Spring breakers repetitively pretending to be wild, rebellious, and in control are sold as something new and empowering, when they are actually stale young actors in the 21st century Disney tradition acting out in inane ways, playing on a collective self-hatred shared by the characters and a passive audience.
James Franco's small-town celebrity arms and drug dealer, who also is a rapper and calls himself Alien, is, as usual with Franco, a cynical, costumed, word-slurring parody. His performance of Alien is the residue of the Allen Ginsberg he played in Howl, sent to Florida and dressed down with metal teeth, mid-calf shorts and wife beaters. Apropos - any woman, behaving the way the four spring breaking girls do around aggressive drunken strangers with guns, would find herself beaten up and most likely raped.
Which brings me to the core problem with Korine's Spring Breakers. The movie is a spiteful, deeply cynical, and impotent male fantasy. That the hatred towards women is disguised as female empowerment - yeah, girls in bikinis waving around guns, yeah - is nothing new. It is merely another turn of the screw that you can buy at any Disney store. By marketing as subversive what confirms existing power and serves its interest, you can have it all.
In the same tradition, the girls (Vanessa Hudgens, Selena Gomez, Ashley Benson, Rachel Korine, Harmony's wife) don't get any actual individual human traits, unless you consider Church Barbie and Car-driving Barbie as such. We tell them apart by the shade of their colour-coordinated neon bikini, and maybe their hair shade, like My Little Pony or a Teletubby. Try to match their names, Brit, Candy, Cotty, and Faith to their footwear and have fun!
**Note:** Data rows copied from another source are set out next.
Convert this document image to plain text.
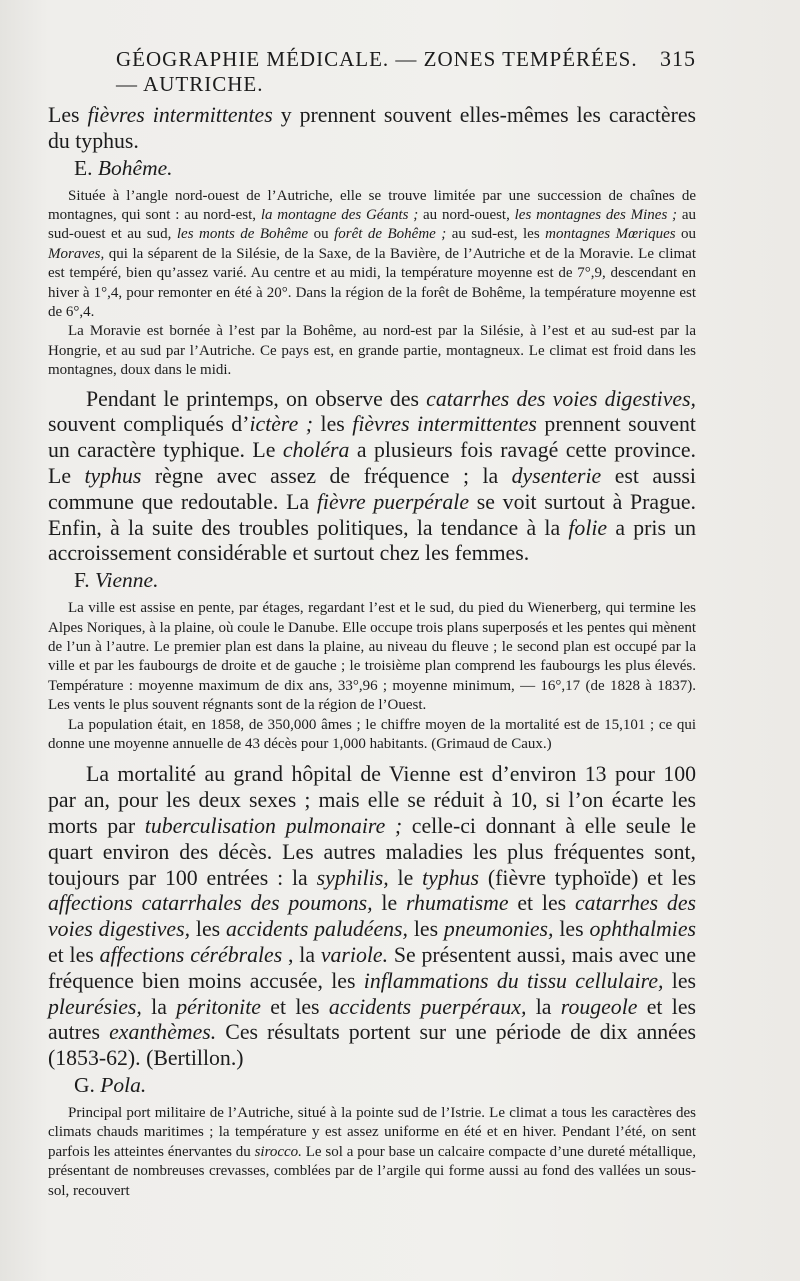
GÉOGRAPHIE MÉDICALE. — ZONES TEMPÉRÉES. — AUTRICHE.
315

Les fièvres intermittentes y prennent souvent elles-mêmes les caractères du typhus.

E. Bohême.

Située à l’angle nord-ouest de l’Autriche, elle se trouve limitée par une succession de chaînes de montagnes, qui sont : au nord-est, la montagne des Géants ; au nord-ouest, les montagnes des Mines ; au sud-ouest et au sud, les monts de Bohême ou forêt de Bohême ; au sud-est, les montagnes Mœriques ou Moraves, qui la séparent de la Silésie, de la Saxe, de la Bavière, de l’Autriche et de la Moravie. Le climat est tempéré, bien qu’assez varié. Au centre et au midi, la température moyenne est de 7°,9, descendant en hiver à 1°,4, pour remonter en été à 20°. Dans la région de la forêt de Bohême, la température moyenne est de 6°,4.

La Moravie est bornée à l’est par la Bohême, au nord-est par la Silésie, à l’est et au sud-est par la Hongrie, et au sud par l’Autriche. Ce pays est, en grande partie, montagneux. Le climat est froid dans les montagnes, doux dans le midi.

Pendant le printemps, on observe des catarrhes des voies digestives, souvent compliqués d’ictère ; les fièvres intermittentes prennent souvent un caractère typhique. Le choléra a plusieurs fois ravagé cette province. Le typhus règne avec assez de fréquence ; la dysenterie est aussi commune que redoutable. La fièvre puerpérale se voit surtout à Prague. Enfin, à la suite des troubles politiques, la tendance à la folie a pris un accroissement considérable et surtout chez les femmes.

F. Vienne.

La ville est assise en pente, par étages, regardant l’est et le sud, du pied du Wienerberg, qui termine les Alpes Noriques, à la plaine, où coule le Danube. Elle occupe trois plans superposés et les pentes qui mènent de l’un à l’autre. Le premier plan est dans la plaine, au niveau du fleuve ; le second plan est occupé par la ville et par les faubourgs de droite et de gauche ; le troisième plan comprend les faubourgs les plus élevés. Température : moyenne maximum de dix ans, 33°,96 ; moyenne minimum, — 16°,17 (de 1828 à 1837). Les vents le plus souvent régnants sont de la région de l’Ouest.

La population était, en 1858, de 350,000 âmes ; le chiffre moyen de la mortalité est de 15,101 ; ce qui donne une moyenne annuelle de 43 décès pour 1,000 habitants. (Grimaud de Caux.)

La mortalité au grand hôpital de Vienne est d’environ 13 pour 100 par an, pour les deux sexes ; mais elle se réduit à 10, si l’on écarte les morts par tuberculisation pulmonaire ; celle-ci donnant à elle seule le quart environ des décès. Les autres maladies les plus fréquentes sont, toujours par 100 entrées : la syphilis, le typhus (fièvre typhoïde) et les affections catarrhales des poumons, le rhumatisme et les catarrhes des voies digestives, les accidents paludéens, les pneumonies, les ophthalmies et les affections cérébrales , la variole. Se présentent aussi, mais avec une fréquence bien moins accusée, les inflammations du tissu cellulaire, les pleurésies, la péritonite et les accidents puerpéraux, la rougeole et les autres exanthèmes. Ces résultats portent sur une période de dix années (1853-62). (Bertillon.)

G. Pola.

Principal port militaire de l’Autriche, situé à la pointe sud de l’Istrie. Le climat a tous les caractères des climats chauds maritimes ; la température y est assez uniforme en été et en hiver. Pendant l’été, on sent parfois les atteintes énervantes du sirocco. Le sol a pour base un calcaire compacte d’une dureté métallique, présentant de nombreuses crevasses, comblées par de l’argile qui forme aussi au fond des vallées un sous-sol, recouvert
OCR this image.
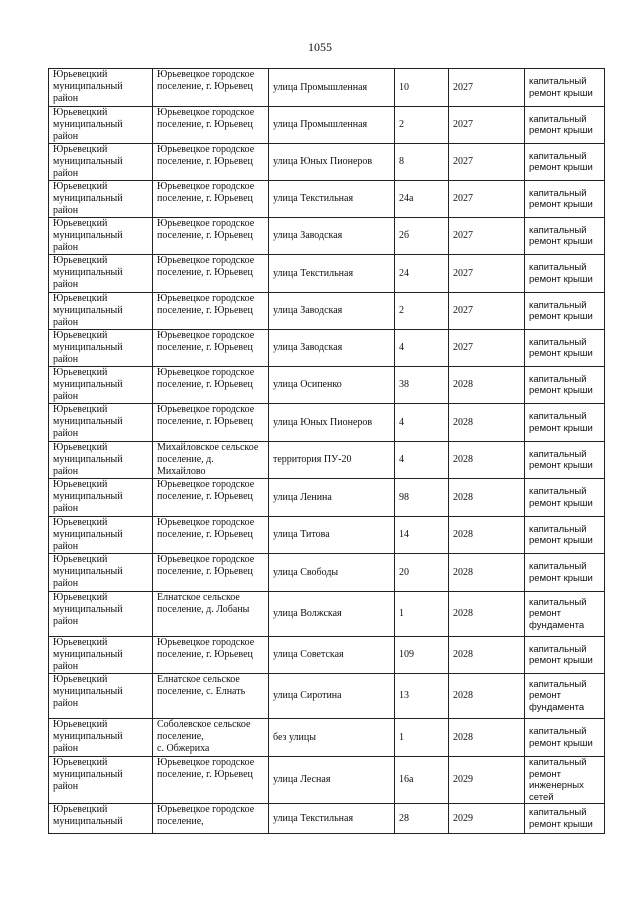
1055
Юрьевецкий муниципальный район	Юрьевецкое городское поселение, г. Юрьевец	улица Промышленная	10	2027	капитальный ремонт крыши

Юрьевецкий муниципальный район	Юрьевецкое городское поселение, г. Юрьевец	улица Промышленная	2	2027	капитальный ремонт крыши

Юрьевецкий муниципальный район	Юрьевецкое городское поселение, г. Юрьевец	улица Юных Пионеров	8	2027	капитальный ремонт крыши

Юрьевецкий муниципальный район	Юрьевецкое городское поселение, г. Юрьевец	улица Текстильная	24а	2027	капитальный ремонт крыши

Юрьевецкий муниципальный район	Юрьевецкое городское поселение, г. Юрьевец	улица Заводская	2б	2027	капитальный ремонт крыши

Юрьевецкий муниципальный район	Юрьевецкое городское поселение, г. Юрьевец	улица Текстильная	24	2027	капитальный ремонт крыши

Юрьевецкий муниципальный район	Юрьевецкое городское поселение, г. Юрьевец	улица Заводская	2	2027	капитальный ремонт крыши

Юрьевецкий муниципальный район	Юрьевецкое городское поселение, г. Юрьевец	улица Заводская	4	2027	капитальный ремонт крыши

Юрьевецкий муниципальный район	Юрьевецкое городское поселение, г. Юрьевец	улица Осипенко	38	2028	капитальный ремонт крыши

Юрьевецкий муниципальный район	Юрьевецкое городское поселение, г. Юрьевец	улица Юных Пионеров	4	2028	капитальный ремонт крыши

Юрьевецкий муниципальный район	Михайловское сельское поселение, д. Михайлово	территория ПУ-20	4	2028	капитальный ремонт крыши

Юрьевецкий муниципальный район	Юрьевецкое городское поселение, г. Юрьевец	улица Ленина	98	2028	капитальный ремонт крыши

Юрьевецкий муниципальный район	Юрьевецкое городское поселение, г. Юрьевец	улица Титова	14	2028	капитальный ремонт крыши

Юрьевецкий муниципальный район	Юрьевецкое городское поселение, г. Юрьевец	улица Свободы	20	2028	капитальный ремонт крыши

Юрьевецкий муниципальный район	Елнатское сельское поселение, д. Лобаны	улица Волжская	1	2028	капитальный ремонт фундамента

Юрьевецкий муниципальный район	Юрьевецкое городское поселение, г. Юрьевец	улица Советская	109	2028	капитальный ремонт крыши

Юрьевецкий муниципальный район	Елнатское сельское поселение, с. Елнать	улица Сиротина	13	2028	капитальный ремонт фундамента

Юрьевецкий муниципальный район	Соболевское сельское поселение,
с. Обжериха	без улицы	1	2028	капитальный ремонт крыши

Юрьевецкий муниципальный район	Юрьевецкое городское поселение, г. Юрьевец	улица Лесная	16а	2029	капитальный ремонт инженерных сетей

Юрьевецкий муниципальный	Юрьевецкое городское поселение,	улица Текстильная	28	2029	капитальный ремонт крыши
The interactions between the women are limited to the most basic stage directions and devoid of any logic. One of them has enough of the wild spring breaking after a night in jail and tells the other three she wants to go home. The other three stroke her hair and say comforting words like, "there, there." Did Korine forget the context? Probably. He also doesn't care and why should you? You are not supposed to. The lines are throw-away, as well as the actresses. Look at the ludicrous camera angle instead.
Before the press screening, I overheard two guys behind me talking about the former child-actresses' ages and if their lusting after them was legal, gurgling with guilty pleasure about what they heard beforehand and excited at the prospect. Disney renamed their movie version of Rapunzel to Tangled in order to attract the little boys to the movie theater, who would be ashamed to see a "princess movie." Spring Breakers sells out by giving teenage boys of all ages a license to leer without a thought in their heads of the consequences.
Zero stars forty - Harmony Korine's latest, released in the year of his 40th birthday, is a case of arrested development.